18. A method comprising the steps:

(a) adjusting a nasal variable valve to an initial nasal valve state, wherein the nasal variable valve is configured to selectively restrict communication of gas through a nasal gas pathway;

(b) adjusting an oral variable valve to an initial oral valve state, wherein the oral variable valve is configured to selectively restrict communication of gas through a oral gas pathway;

(c) receiving, at a valve controller, a plurality of sets of carbon dioxide data generated by a capnometer, wherein the capnometer generates the carbon dioxide data from gases exhaled from a patient as received via the nasal gas pathway and the oral gas pathway;

(d) determining, based upon the plurality of sets of carbon dioxide data, an optimal nasal valve state and an optimal oral valve state, wherein the optimal nasal valve state and the optimal oral valve state result in a maximal carbon dioxide concentration for a set of carbon dioxide data from the plurality of sets of carbon dioxide data; and

(e) adjusting the nasal variable valve to the optimal nasal valve state and adjusting the oral variable valve to the optimal oral valve state.

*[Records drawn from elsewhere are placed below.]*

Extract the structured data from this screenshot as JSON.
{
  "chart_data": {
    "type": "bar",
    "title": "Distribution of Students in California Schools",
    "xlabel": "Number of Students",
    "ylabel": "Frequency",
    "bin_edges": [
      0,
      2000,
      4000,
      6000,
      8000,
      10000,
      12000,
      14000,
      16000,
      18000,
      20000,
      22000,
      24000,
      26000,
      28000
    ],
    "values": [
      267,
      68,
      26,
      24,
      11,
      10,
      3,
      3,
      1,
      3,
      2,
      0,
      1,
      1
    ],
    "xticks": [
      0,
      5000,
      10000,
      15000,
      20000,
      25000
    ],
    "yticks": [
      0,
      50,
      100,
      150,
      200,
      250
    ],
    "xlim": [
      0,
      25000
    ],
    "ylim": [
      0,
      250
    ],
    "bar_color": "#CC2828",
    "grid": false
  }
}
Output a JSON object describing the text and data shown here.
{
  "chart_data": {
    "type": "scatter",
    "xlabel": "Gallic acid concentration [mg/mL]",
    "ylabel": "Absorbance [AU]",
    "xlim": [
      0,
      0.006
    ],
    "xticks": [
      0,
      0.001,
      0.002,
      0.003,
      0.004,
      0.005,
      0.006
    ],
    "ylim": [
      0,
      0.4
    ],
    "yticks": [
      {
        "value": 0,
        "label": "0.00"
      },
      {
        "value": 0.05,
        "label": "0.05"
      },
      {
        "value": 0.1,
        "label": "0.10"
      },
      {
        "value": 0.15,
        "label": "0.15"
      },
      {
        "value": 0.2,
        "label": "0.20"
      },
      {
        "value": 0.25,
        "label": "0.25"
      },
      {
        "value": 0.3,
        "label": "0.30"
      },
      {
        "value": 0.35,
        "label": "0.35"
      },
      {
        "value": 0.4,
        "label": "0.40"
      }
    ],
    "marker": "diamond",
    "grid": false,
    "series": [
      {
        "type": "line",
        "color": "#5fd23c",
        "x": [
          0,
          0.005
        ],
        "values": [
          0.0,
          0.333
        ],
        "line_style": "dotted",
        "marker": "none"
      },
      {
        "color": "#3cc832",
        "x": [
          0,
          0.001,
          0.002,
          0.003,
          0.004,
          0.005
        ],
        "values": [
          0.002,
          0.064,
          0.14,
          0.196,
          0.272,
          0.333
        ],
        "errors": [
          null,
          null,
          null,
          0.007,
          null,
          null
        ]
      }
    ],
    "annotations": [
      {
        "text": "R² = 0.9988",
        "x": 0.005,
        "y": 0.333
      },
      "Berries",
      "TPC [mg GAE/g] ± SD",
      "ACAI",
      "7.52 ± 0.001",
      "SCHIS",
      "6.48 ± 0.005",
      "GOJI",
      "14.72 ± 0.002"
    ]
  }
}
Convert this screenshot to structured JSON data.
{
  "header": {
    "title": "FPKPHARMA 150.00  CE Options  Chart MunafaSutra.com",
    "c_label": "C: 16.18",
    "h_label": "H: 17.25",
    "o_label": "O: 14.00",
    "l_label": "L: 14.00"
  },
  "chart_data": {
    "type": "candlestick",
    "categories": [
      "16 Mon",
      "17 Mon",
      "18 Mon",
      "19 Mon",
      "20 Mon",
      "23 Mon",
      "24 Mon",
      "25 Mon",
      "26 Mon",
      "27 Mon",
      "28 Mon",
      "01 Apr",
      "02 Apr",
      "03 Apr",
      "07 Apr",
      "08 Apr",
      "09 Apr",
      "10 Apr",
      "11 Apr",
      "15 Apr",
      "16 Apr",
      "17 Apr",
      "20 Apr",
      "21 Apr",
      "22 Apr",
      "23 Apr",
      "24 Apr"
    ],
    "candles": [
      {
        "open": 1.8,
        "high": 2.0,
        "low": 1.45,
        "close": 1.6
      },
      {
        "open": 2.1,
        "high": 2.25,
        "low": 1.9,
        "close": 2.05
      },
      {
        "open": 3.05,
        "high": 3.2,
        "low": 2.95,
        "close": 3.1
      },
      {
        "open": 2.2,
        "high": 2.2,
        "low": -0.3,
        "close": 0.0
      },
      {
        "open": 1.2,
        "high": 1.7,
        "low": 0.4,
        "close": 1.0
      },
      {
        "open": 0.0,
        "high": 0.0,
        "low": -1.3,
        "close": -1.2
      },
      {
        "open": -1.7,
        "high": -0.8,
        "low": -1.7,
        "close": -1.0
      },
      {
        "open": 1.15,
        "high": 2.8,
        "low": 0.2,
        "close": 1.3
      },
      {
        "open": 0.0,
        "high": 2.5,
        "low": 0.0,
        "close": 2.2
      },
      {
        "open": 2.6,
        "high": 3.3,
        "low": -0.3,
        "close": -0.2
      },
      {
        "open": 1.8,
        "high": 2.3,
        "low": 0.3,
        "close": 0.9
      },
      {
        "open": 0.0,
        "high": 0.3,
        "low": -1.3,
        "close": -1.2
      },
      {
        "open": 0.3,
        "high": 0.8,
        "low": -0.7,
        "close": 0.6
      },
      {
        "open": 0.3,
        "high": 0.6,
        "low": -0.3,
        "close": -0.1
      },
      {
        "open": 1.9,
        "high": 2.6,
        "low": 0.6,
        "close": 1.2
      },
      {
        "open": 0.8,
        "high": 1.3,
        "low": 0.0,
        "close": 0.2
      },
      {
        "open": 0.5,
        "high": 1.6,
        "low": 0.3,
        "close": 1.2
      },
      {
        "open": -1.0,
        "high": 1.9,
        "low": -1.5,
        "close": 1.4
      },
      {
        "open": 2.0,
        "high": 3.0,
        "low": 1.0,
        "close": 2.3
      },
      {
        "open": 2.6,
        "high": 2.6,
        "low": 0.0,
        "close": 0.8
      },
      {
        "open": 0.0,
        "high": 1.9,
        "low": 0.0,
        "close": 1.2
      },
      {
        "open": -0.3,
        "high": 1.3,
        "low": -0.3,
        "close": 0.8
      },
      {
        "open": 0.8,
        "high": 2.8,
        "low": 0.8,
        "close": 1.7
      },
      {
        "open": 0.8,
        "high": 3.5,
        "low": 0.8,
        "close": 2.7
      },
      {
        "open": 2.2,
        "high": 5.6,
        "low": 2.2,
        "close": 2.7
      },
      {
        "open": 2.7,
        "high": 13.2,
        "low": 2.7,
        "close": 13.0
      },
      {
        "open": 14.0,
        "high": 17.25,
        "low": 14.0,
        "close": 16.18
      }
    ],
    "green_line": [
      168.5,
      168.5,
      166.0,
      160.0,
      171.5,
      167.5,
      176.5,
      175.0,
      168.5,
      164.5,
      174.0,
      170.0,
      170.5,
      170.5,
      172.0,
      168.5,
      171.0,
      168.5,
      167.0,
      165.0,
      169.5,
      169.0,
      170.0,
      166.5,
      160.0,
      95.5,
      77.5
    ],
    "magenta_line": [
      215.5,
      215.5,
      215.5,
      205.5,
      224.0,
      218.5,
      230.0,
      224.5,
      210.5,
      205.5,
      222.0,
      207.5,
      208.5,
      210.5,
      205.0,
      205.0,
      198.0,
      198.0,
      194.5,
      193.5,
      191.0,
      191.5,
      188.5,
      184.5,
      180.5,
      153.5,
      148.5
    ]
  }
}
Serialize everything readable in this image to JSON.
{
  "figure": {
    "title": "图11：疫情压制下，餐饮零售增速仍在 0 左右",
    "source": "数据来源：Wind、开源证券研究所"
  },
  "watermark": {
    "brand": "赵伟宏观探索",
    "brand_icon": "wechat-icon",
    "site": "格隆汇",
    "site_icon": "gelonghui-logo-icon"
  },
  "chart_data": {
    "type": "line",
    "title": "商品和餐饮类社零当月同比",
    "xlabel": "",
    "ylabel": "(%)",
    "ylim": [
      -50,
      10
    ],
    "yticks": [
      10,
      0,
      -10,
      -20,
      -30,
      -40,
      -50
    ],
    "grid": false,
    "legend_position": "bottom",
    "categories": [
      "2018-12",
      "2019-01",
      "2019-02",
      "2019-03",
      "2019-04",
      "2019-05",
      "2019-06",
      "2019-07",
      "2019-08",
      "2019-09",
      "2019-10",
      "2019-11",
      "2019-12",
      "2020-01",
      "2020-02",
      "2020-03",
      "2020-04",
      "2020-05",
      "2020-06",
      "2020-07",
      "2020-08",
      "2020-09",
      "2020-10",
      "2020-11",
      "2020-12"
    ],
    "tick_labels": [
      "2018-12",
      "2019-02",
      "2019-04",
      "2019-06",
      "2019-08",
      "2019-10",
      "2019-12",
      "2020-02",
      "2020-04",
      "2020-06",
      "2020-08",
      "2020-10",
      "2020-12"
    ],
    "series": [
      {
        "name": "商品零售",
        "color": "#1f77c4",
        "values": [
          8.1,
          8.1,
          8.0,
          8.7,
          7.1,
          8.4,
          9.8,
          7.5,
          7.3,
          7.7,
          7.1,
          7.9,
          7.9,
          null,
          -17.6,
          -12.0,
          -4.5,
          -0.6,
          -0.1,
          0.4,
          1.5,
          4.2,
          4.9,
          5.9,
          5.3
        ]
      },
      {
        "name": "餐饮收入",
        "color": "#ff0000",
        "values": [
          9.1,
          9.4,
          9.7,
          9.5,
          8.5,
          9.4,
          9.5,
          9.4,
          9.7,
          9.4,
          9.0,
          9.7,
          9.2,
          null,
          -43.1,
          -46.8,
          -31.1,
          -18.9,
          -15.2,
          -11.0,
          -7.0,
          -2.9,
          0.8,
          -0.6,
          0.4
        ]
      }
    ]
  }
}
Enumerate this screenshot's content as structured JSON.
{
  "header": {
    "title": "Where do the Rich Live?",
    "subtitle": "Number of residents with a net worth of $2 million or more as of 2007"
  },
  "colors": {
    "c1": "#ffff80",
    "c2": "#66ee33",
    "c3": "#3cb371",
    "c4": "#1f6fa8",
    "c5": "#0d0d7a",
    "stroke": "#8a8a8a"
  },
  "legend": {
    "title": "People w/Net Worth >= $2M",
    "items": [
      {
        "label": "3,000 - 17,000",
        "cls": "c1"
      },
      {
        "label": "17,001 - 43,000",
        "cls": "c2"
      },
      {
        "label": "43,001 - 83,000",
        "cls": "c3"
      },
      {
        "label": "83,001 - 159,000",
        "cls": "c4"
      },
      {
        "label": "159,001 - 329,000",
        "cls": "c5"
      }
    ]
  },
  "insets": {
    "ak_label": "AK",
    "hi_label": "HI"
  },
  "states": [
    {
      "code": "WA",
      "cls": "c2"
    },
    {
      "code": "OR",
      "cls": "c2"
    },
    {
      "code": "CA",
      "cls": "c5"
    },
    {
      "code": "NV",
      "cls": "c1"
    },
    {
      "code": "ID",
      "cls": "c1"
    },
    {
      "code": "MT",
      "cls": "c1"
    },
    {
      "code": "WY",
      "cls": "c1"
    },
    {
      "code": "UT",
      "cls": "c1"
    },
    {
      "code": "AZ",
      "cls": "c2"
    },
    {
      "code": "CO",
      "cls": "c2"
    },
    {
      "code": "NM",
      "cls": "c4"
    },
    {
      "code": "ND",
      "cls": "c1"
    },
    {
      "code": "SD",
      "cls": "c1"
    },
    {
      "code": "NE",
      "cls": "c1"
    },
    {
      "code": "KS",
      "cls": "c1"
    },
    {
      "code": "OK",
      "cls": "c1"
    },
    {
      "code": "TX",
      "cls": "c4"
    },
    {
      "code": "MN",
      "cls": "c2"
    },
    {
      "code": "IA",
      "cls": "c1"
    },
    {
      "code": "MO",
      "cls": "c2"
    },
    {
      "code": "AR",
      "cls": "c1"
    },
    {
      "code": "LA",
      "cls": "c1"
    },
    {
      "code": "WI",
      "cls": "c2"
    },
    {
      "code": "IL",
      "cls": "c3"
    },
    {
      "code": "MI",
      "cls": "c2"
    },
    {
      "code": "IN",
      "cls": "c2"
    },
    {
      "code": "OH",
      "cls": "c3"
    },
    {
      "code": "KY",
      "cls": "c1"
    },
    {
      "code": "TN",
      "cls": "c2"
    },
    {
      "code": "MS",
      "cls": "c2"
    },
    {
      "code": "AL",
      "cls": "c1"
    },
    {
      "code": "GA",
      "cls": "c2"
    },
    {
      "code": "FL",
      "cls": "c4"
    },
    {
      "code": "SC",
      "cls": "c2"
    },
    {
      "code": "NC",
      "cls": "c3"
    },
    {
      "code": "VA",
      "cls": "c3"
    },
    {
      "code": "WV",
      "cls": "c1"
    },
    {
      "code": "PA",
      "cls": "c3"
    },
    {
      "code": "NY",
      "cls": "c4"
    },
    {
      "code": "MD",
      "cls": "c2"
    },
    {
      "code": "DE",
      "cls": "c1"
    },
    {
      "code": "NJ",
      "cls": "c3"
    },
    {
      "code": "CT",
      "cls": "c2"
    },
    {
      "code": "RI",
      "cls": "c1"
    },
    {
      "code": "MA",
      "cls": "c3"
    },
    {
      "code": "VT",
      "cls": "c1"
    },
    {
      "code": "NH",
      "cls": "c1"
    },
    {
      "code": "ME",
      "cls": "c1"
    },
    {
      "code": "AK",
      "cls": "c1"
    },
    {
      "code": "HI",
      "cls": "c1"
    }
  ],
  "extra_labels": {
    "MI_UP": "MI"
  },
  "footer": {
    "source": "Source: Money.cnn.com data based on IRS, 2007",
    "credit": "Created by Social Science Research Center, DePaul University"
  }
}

19. The method of claim 18, wherein adjusting the nasal variable valve to the optimal nasal valve state and adjusting the oral variable valve to the optimal oral valve state occurs is repeated in real time in response to updated carbon dioxide data received during a procedure.

20. The method of claim 18, further comprising activating an automated drug delivery system to adjust dosage of a drug administered to a patient based on carbon dioxide data received from the capnometer after the act of adjusting the nasal variable valve to the optimal nasal valve state and adjusting the oral variable valve to the optimal oral valve state.